Newswise — Some of the devastation caused by the powerful tsunami Dec. 26 could have been prevented if not for the loss of nature's own protective coastal vegetation and natural barriers, says a University of Wyoming professor.
Protective reefs, sand dunes and mangroves along coastlines have steadily been removed over the last 20-25 years as the region's countries have tried to develop their economies, says Edward Barbier, a professor in the UW College of Business Department of Economics and Finance.
Barbier has studied resource problems in developing countries for more than 20 years, has centered his research on mangroves, mainly in Thailand.
Mangroves are trees and shrubs that thrive in tropical tidal zones. They provide a double layer of protection against the pounding surf along coastlines, he says.
But as Thailand's economy developed, since the 1960s the mangrove forests along the Gulf of Thailand and the Indian Ocean have been reduced in half, Barbier says. They have been replaced mainly by shrimp farms, hotels, growing cities and other coastal developments.

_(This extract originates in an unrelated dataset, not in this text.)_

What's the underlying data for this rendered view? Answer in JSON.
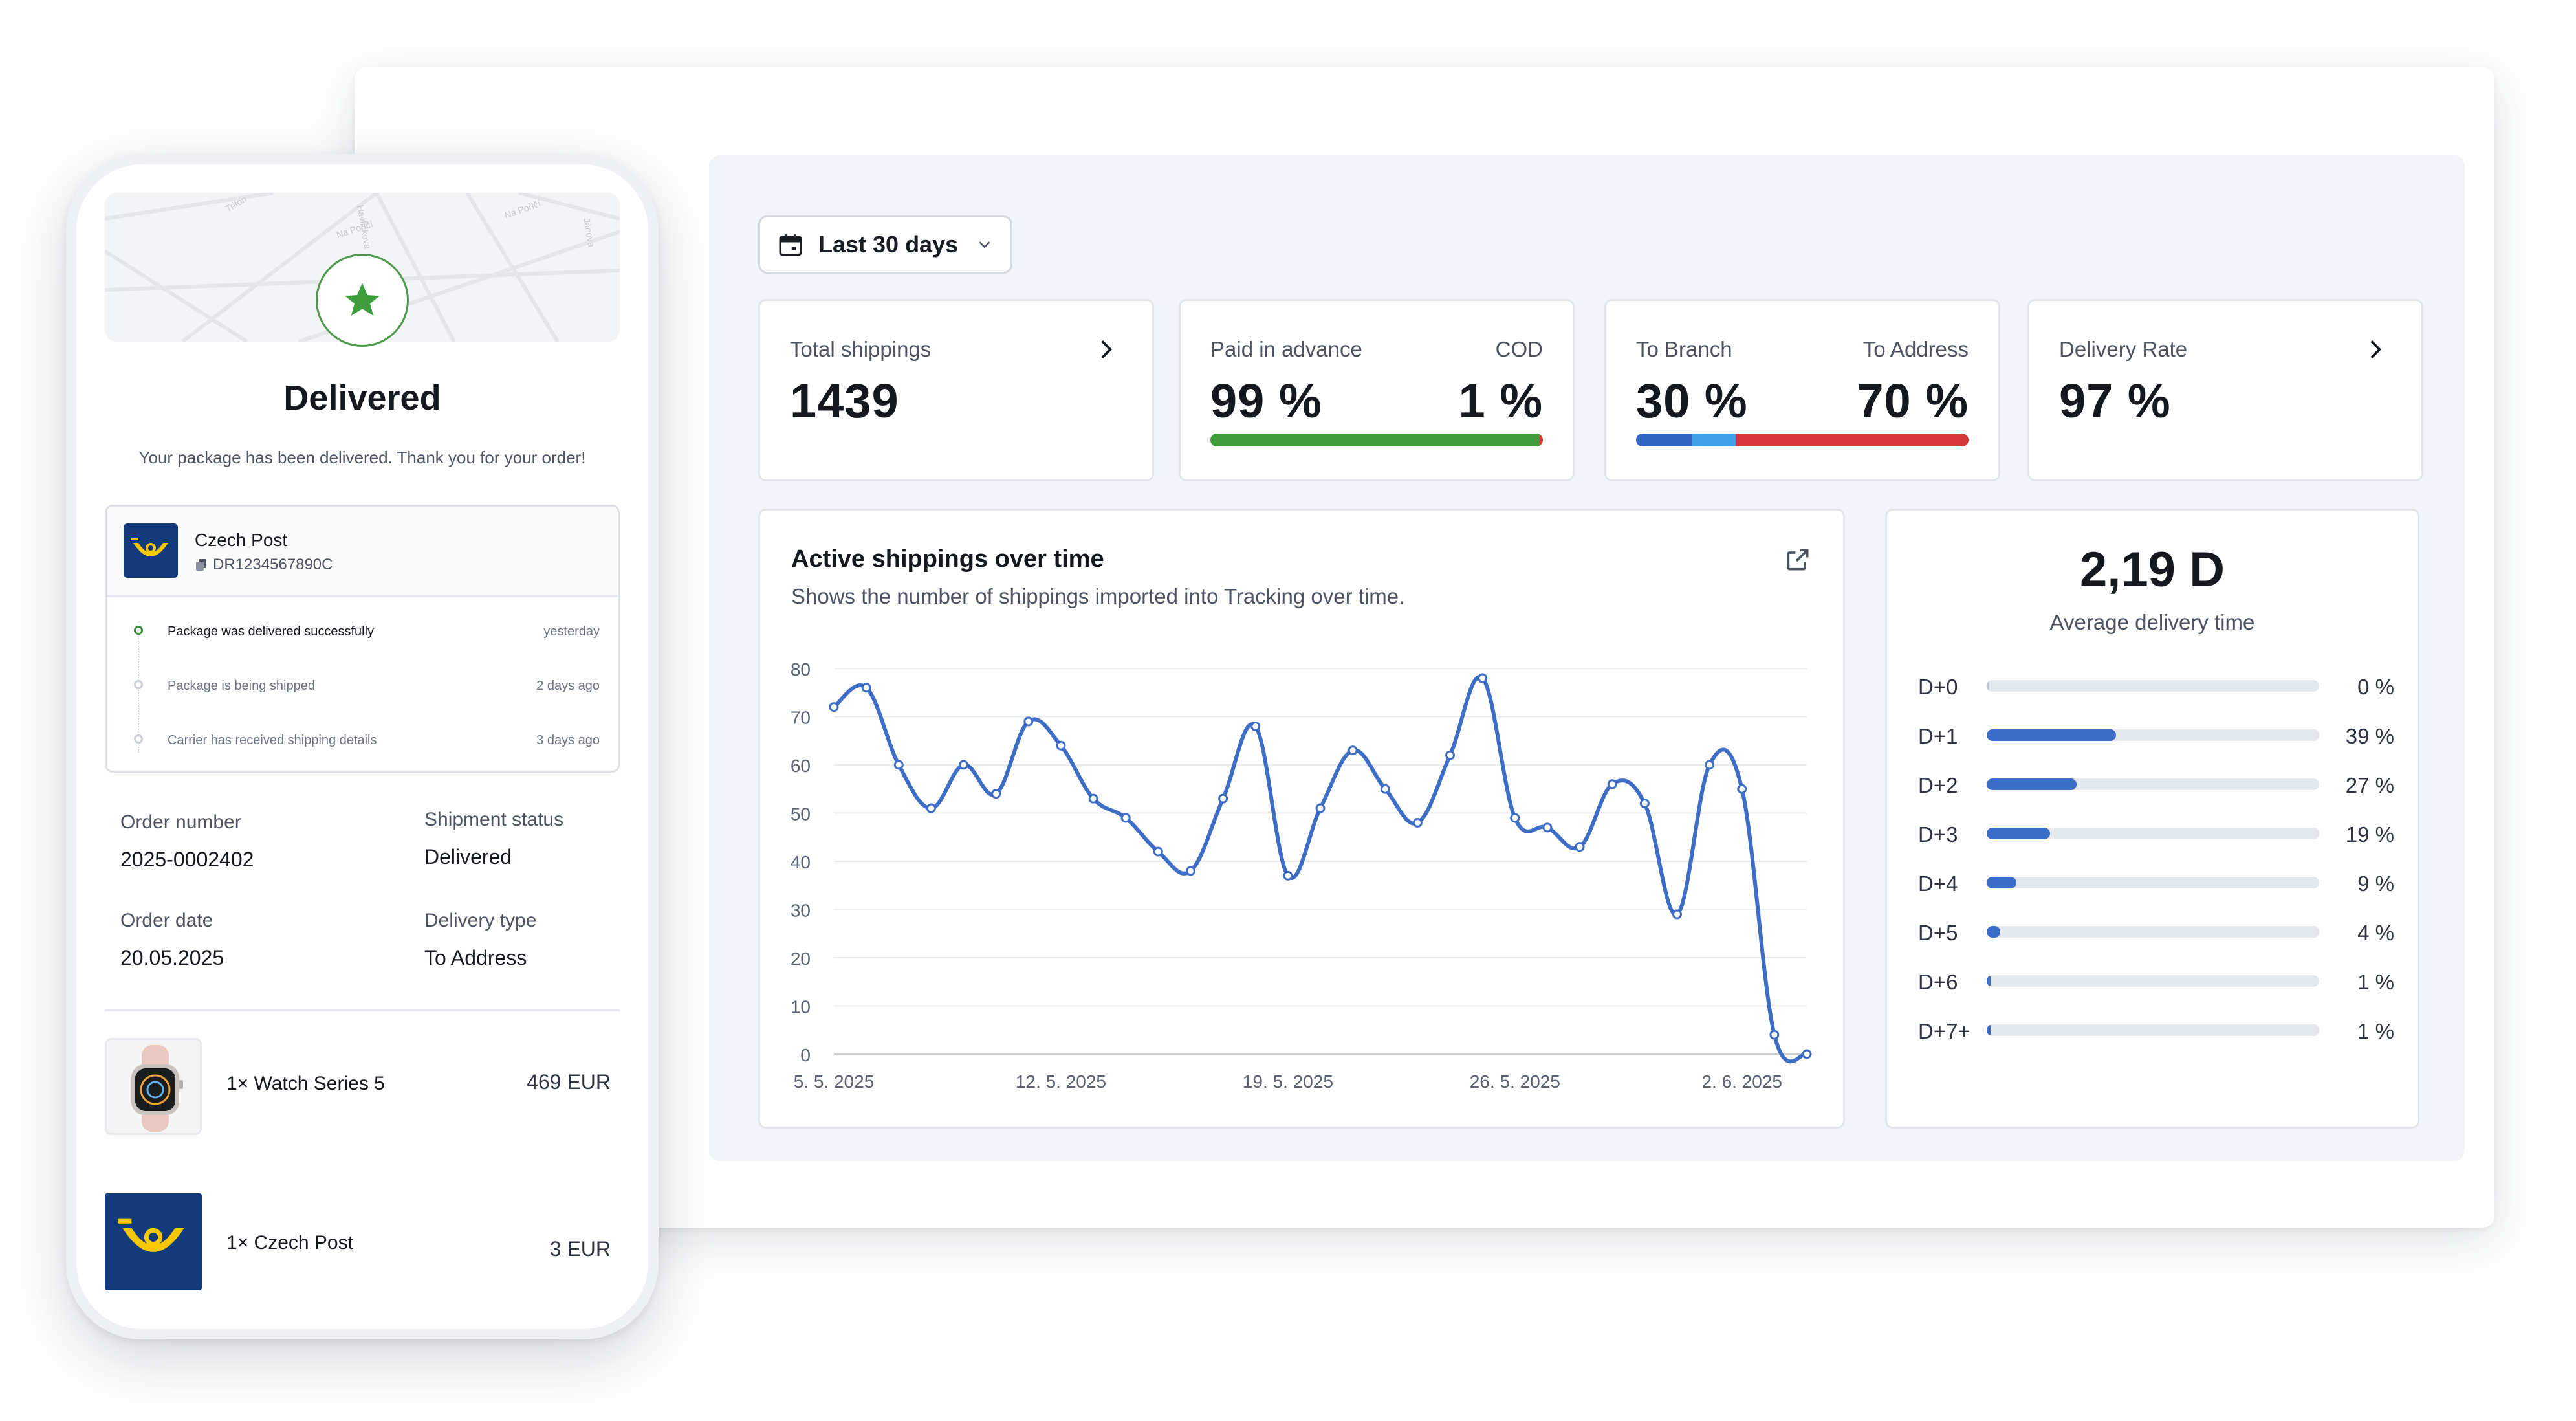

Barbier and Suthawan Satirathai, wife of Thailand's foreign minister, along with economists and ecologists, recently wrote a book, "Shrimp Expansion and Mangrove Loss in Thailand," a two-year study of Thailand's disappearing mangrove ecosystems. They note that many other Asian countries also have experienced widespread mangrove losses.
"However, we need to be cautious in attributing the recent tsunami disaster in the Indian Ocean to the widespread coastal degradation that is occurring in the region," Barbier says. "Even nature's ecosystem could not have prevented the tsunami. With an event that huge you have to expect great loss, but the question is, could some of it have been reduced?

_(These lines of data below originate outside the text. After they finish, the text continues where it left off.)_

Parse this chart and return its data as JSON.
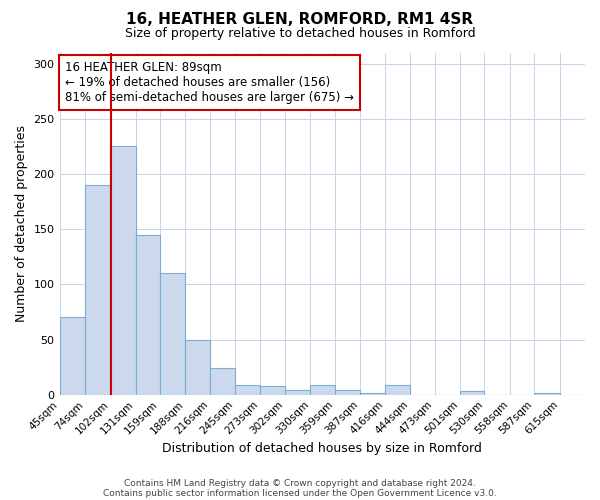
{
  "title": "16, HEATHER GLEN, ROMFORD, RM1 4SR",
  "subtitle": "Size of property relative to detached houses in Romford",
  "xlabel": "Distribution of detached houses by size in Romford",
  "ylabel": "Number of detached properties",
  "bar_labels": [
    "45sqm",
    "74sqm",
    "102sqm",
    "131sqm",
    "159sqm",
    "188sqm",
    "216sqm",
    "245sqm",
    "273sqm",
    "302sqm",
    "330sqm",
    "359sqm",
    "387sqm",
    "416sqm",
    "444sqm",
    "473sqm",
    "501sqm",
    "530sqm",
    "558sqm",
    "587sqm",
    "615sqm"
  ],
  "bar_values": [
    70,
    190,
    225,
    145,
    110,
    50,
    24,
    9,
    8,
    4,
    9,
    4,
    2,
    9,
    0,
    0,
    3,
    0,
    0,
    2,
    0
  ],
  "bar_color": "#ccd9ed",
  "bar_edgecolor": "#7aadd4",
  "bin_edges": [
    30,
    59,
    88,
    117,
    145,
    174,
    202,
    231,
    259,
    288,
    317,
    345,
    374,
    402,
    431,
    459,
    488,
    516,
    545,
    573,
    602,
    631
  ],
  "vline_x": 89,
  "vline_color": "#cc0000",
  "annotation_text": "16 HEATHER GLEN: 89sqm\n← 19% of detached houses are smaller (156)\n81% of semi-detached houses are larger (675) →",
  "annotation_box_edgecolor": "#cc0000",
  "ylim": [
    0,
    310
  ],
  "yticks": [
    0,
    50,
    100,
    150,
    200,
    250,
    300
  ],
  "footer1": "Contains HM Land Registry data © Crown copyright and database right 2024.",
  "footer2": "Contains public sector information licensed under the Open Government Licence v3.0.",
  "bg_color": "#ffffff",
  "grid_color": "#c8d4e8",
  "title_fontsize": 11,
  "subtitle_fontsize": 9,
  "annotation_fontsize": 8.5,
  "tick_fontsize": 7.5,
  "axis_label_fontsize": 9
}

"Ecologists and others studying coastal systems have said if there had been more protection from natural barriers, such as mangroves, coral reefs and other systems, these barriers could have reduced some of the losses," he says.
Local communities often depend upon mangroves for collecting shellfish and other fish that live in that type of system, and also for collecting wood products for construction, fuel, and other purposes, Barbier says.
"Also, mangroves are natural breeding and nursery habitat for coastal and marine fisheries," he says. "Removal of mangroves directly hurts the fishing industry along coastlines."
He adds that the livelihoods of many communities are affected when natural protection is removed in commercial development projects. He says wealthy investors often benefit the most from commercial developments, such as large-scale shrimp farming or hotels, but local residents tend to share much less in these benefits.